44.Le ministère public observe qu'il ressort tant de la pratique décisionnelle, de la jurisprudence de la Cour que de la doctrine qu'il convient de se placer à la date de la saisine de l'autorité de marché par l'actionnaire minoritaire. Toute autre solution contraire empêcherait la mise en oeuvre d'une OPR dans la mesure où il suffirait au majoritaire de réduire son pourcentage de détention avant la décision du collège pour faire échec à l'application des articles L.433-4, I, 1° du code monétaire et financier et 236-1 du RGAMF.

Sur ce, la Cour,

45.Aux termes de l'article 236-1 du RGAMF :

« Lorsque le ou les actionnaires majoritaires détiennent de concert, au sens de l'article L.233-10 du code de commerce, au moins 90 % du capital ou des droits de vote d'une société dont les actions sont admises aux négociations sur un marché réglementé d'un État membre de l'Union européenne ou partie à l'accord sur l'Espace économique européen, y compris la France, ou ont cessé de l'être, le détenteur de titres conférant des droits de vote n'appartenant pas au groupe majoritaire peut demander à l'AMF de requérir du ou des actionnaires majoritaires le dépôt d'un projet d'offre publique de retrait.

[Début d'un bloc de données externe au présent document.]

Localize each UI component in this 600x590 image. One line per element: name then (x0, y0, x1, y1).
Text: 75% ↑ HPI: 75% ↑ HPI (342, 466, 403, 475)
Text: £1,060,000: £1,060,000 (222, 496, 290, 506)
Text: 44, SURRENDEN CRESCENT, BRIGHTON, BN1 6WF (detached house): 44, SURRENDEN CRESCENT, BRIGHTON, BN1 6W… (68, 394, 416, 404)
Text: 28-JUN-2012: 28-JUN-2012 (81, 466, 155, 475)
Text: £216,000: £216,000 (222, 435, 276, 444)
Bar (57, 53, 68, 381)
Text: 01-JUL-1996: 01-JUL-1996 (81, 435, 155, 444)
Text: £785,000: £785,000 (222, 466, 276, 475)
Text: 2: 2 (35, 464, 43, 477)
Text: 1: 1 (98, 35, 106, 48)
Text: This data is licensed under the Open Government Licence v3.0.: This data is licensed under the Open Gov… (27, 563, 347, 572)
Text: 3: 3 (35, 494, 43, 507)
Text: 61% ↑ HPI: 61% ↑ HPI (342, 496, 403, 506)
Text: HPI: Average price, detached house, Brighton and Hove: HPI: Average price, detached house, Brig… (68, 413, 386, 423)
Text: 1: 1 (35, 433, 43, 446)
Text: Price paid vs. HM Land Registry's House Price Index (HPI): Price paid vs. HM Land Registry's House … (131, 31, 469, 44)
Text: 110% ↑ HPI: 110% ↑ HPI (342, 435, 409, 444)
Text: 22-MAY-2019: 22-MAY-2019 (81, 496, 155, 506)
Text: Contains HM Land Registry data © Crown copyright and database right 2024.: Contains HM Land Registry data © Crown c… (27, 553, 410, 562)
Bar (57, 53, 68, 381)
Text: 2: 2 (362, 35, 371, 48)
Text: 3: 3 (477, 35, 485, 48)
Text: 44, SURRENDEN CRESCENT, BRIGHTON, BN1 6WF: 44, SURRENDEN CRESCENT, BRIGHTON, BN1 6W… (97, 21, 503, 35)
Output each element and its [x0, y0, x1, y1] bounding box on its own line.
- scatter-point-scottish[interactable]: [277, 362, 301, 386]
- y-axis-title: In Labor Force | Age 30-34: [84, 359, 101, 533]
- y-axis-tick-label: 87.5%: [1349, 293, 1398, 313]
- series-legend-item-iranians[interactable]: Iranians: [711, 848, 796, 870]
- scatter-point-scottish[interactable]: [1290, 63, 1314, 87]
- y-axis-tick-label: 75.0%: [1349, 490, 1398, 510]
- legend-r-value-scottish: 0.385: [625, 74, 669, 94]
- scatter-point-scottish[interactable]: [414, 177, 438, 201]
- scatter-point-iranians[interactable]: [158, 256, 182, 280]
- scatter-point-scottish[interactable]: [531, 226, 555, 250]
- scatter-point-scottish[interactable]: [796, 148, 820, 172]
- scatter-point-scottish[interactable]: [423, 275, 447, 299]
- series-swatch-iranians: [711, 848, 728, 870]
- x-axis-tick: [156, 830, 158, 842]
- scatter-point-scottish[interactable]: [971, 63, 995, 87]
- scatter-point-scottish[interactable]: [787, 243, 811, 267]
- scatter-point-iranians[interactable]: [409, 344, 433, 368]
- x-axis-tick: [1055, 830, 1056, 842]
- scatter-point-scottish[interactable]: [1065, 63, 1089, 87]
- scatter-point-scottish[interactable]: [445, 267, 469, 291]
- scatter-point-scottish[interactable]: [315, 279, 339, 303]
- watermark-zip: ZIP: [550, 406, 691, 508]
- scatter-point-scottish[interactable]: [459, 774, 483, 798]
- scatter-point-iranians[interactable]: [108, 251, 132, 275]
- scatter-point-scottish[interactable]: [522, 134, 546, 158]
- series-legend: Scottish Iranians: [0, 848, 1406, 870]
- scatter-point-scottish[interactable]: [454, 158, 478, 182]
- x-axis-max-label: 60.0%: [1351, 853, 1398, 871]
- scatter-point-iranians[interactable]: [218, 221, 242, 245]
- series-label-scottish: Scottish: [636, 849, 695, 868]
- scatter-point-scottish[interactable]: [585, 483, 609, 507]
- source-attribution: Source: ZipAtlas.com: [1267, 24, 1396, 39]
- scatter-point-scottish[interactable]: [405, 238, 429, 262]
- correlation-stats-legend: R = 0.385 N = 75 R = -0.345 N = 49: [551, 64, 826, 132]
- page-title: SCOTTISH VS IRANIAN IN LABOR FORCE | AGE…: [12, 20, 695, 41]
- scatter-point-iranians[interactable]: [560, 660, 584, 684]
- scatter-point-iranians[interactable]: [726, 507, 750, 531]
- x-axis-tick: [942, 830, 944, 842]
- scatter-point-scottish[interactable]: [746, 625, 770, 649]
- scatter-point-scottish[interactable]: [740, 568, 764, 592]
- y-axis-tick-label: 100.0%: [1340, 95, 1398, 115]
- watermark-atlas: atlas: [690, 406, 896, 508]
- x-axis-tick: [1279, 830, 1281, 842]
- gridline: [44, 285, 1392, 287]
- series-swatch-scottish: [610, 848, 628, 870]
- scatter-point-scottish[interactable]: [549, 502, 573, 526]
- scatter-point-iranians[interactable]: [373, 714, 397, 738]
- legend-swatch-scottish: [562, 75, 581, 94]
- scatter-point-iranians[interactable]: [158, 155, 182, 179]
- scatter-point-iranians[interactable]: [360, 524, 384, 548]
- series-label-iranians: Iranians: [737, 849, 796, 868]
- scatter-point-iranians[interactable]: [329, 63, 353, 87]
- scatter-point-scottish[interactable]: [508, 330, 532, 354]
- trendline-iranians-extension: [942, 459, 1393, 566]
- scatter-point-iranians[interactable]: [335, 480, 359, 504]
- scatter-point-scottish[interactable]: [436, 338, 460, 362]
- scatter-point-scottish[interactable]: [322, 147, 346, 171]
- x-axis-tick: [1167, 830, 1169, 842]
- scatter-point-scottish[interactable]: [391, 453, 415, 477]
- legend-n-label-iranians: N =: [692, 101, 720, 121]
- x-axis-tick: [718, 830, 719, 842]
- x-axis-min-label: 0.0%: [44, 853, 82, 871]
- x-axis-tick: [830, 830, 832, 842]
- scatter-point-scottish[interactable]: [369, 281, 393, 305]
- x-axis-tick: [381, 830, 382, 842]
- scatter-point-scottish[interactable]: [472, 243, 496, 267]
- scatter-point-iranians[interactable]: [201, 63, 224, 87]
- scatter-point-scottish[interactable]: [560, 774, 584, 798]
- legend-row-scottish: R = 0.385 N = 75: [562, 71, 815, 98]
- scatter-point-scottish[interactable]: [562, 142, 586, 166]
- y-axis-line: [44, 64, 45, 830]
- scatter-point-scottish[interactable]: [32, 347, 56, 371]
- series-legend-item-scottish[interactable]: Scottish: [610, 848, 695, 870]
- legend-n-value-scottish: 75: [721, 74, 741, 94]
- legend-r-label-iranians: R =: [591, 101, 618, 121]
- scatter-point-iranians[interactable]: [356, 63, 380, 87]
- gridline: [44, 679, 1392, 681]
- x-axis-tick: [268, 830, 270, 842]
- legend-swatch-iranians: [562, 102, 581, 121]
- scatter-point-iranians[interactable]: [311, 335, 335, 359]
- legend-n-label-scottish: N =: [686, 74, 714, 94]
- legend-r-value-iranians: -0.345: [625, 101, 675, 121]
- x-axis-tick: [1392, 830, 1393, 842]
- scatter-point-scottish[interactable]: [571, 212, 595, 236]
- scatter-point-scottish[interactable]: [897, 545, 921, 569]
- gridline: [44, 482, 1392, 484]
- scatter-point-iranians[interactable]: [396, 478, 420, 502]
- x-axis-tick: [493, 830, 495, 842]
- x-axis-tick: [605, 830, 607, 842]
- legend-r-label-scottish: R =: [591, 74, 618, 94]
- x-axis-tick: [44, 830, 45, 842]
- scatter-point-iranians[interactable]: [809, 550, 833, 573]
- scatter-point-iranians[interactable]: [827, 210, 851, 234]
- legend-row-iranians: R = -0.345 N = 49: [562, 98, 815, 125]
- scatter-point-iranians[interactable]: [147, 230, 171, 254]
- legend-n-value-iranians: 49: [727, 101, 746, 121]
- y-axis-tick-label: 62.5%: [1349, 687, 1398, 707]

Après avoir procédé aux vérifications nécessaires, l'AMF se prononce sur la demande qui lui est présentée au vu notamment des conditions prévalant sur le marché des titres concernés et des éléments d'information apportés par le demandeur.

Si elle déclare la demande recevable, l'AMF la notifie à l'actionnaire ou aux actionnaires majoritaires alors tenus de déposer, dans un délai fixé par l'AMF, un projet d'offre publique de retrait libellé à des conditions telles qu'il puisse être déclaré conforme ».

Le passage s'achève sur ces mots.